Puis vient le finale, remarquable par sa richesse d’invention et par son intensité expressive. Tour à tour répétitif et rhapsodique, il se signale par une insistance sur les différents thèmes, leur nombre et leur extrême disparité. Plutôt qu’une fine analyse, laissons nous emporter par l’apaisement majestueux du thème cyclique au début, retentissant plus loin aux cuivres, plus cruel et plus implacable que jamais. Des plaintes déchirantes l’accompagnent par des traits de cordes et de bois dans l’aigu. L’apothéose conclusive arrive au bout d’une dizaine de minutes avec un nouveau motif clamé à la trompette. C’est le triomphe final, mais de qui ? le triomphe du Destin ? C’est l’option pessimiste. La victoire de la foi religieuse ? Ce serait l’option optimiste mais, quand on sait le compositeur peu concerné ni convaincu par le fait religieux…

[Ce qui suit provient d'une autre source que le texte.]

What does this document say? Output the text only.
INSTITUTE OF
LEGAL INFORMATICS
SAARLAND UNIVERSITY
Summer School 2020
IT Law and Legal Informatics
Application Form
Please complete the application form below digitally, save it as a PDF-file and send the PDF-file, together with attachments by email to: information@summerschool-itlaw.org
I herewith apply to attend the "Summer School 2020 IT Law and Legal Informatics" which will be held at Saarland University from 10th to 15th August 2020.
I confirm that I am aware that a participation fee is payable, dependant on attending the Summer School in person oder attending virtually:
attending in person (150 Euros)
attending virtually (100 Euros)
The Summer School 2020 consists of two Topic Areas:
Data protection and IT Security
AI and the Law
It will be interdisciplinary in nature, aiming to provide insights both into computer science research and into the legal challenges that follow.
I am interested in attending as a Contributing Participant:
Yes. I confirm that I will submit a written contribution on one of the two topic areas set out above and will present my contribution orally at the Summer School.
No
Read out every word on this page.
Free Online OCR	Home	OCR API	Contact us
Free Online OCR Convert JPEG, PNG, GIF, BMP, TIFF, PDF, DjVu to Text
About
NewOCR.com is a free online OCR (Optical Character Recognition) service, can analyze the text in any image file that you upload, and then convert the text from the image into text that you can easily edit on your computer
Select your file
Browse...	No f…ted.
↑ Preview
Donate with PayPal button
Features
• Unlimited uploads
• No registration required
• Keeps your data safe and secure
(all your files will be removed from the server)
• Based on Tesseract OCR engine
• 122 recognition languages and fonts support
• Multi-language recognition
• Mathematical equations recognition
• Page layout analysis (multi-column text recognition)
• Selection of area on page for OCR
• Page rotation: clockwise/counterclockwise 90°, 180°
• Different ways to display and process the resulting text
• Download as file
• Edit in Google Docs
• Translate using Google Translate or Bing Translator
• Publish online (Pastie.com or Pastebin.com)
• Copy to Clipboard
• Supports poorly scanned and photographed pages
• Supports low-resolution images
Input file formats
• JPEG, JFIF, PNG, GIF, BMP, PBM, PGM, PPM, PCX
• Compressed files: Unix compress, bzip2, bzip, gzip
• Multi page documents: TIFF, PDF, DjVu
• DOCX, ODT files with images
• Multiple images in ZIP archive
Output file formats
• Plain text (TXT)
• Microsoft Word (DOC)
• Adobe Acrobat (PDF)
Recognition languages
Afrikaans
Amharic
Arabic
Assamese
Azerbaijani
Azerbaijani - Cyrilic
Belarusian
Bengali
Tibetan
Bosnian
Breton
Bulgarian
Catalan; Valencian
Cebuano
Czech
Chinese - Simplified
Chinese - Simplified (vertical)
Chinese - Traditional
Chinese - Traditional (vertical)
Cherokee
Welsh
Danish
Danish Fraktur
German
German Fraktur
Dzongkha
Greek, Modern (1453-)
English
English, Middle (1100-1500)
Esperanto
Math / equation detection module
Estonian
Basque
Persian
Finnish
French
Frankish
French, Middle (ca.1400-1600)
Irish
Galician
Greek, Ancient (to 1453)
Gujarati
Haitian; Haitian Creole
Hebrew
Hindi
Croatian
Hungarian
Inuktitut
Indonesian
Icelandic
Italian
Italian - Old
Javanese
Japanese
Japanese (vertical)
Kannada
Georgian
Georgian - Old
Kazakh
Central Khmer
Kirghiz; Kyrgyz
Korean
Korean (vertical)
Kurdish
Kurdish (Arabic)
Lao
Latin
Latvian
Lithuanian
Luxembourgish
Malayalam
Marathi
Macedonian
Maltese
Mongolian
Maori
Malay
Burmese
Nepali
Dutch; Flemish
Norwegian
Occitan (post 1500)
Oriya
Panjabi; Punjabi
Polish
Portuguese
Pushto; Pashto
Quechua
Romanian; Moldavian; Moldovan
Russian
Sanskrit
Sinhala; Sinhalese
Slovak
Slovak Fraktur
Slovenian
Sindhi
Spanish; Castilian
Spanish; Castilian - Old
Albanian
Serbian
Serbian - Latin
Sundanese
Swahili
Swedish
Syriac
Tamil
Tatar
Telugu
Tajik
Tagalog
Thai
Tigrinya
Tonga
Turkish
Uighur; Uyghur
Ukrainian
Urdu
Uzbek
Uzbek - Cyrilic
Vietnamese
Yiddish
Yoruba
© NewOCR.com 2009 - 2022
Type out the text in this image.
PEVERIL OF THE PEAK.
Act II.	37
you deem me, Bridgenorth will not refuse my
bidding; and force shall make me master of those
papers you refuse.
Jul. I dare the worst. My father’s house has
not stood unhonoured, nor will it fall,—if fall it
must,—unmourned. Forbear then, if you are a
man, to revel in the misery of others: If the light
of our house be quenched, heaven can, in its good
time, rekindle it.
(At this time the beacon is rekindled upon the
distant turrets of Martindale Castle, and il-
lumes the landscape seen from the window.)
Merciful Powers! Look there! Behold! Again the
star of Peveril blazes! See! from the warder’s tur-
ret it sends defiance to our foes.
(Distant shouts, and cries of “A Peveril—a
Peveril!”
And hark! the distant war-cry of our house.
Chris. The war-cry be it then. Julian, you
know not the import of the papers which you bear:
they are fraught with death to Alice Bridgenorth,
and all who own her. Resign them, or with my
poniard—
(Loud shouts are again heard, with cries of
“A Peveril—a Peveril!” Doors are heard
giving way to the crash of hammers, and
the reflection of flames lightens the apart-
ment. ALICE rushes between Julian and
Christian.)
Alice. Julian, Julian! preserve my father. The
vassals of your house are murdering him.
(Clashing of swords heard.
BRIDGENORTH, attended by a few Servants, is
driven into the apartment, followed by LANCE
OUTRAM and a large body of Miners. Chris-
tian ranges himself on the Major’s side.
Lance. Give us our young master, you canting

Alors, pourquoi pas une troisième voie avec le triomphe de l’homme marqué par cet hymne grandiose qui retentit dans une joie puissante et sereine. Cet hymne vient justement après une conclusion faisant croire à la fin de la symphonie et son issue fatale. Il mobilise alors tout l’orchestre dans un flot continu de traits aux bois et de contre-chants aux cuivres pendant que tous les bras s’épuisent à l’archet. De là, a pu jaillir, qui sait, le projet suivant : « J’ai terriblement envie d’écrire une symphonie grandiose qui serait en quelque sorte le point culminant de ma carrière créatrice, et de dédier au souverain (…). J’espère ne pas mourir avant d’avoir mené ce projet à bien. » confie le compositeur en 1889. Apparemment, le finale de cette Cinquième ne pouvait servir de conclusion. Et ce sera la Sixième.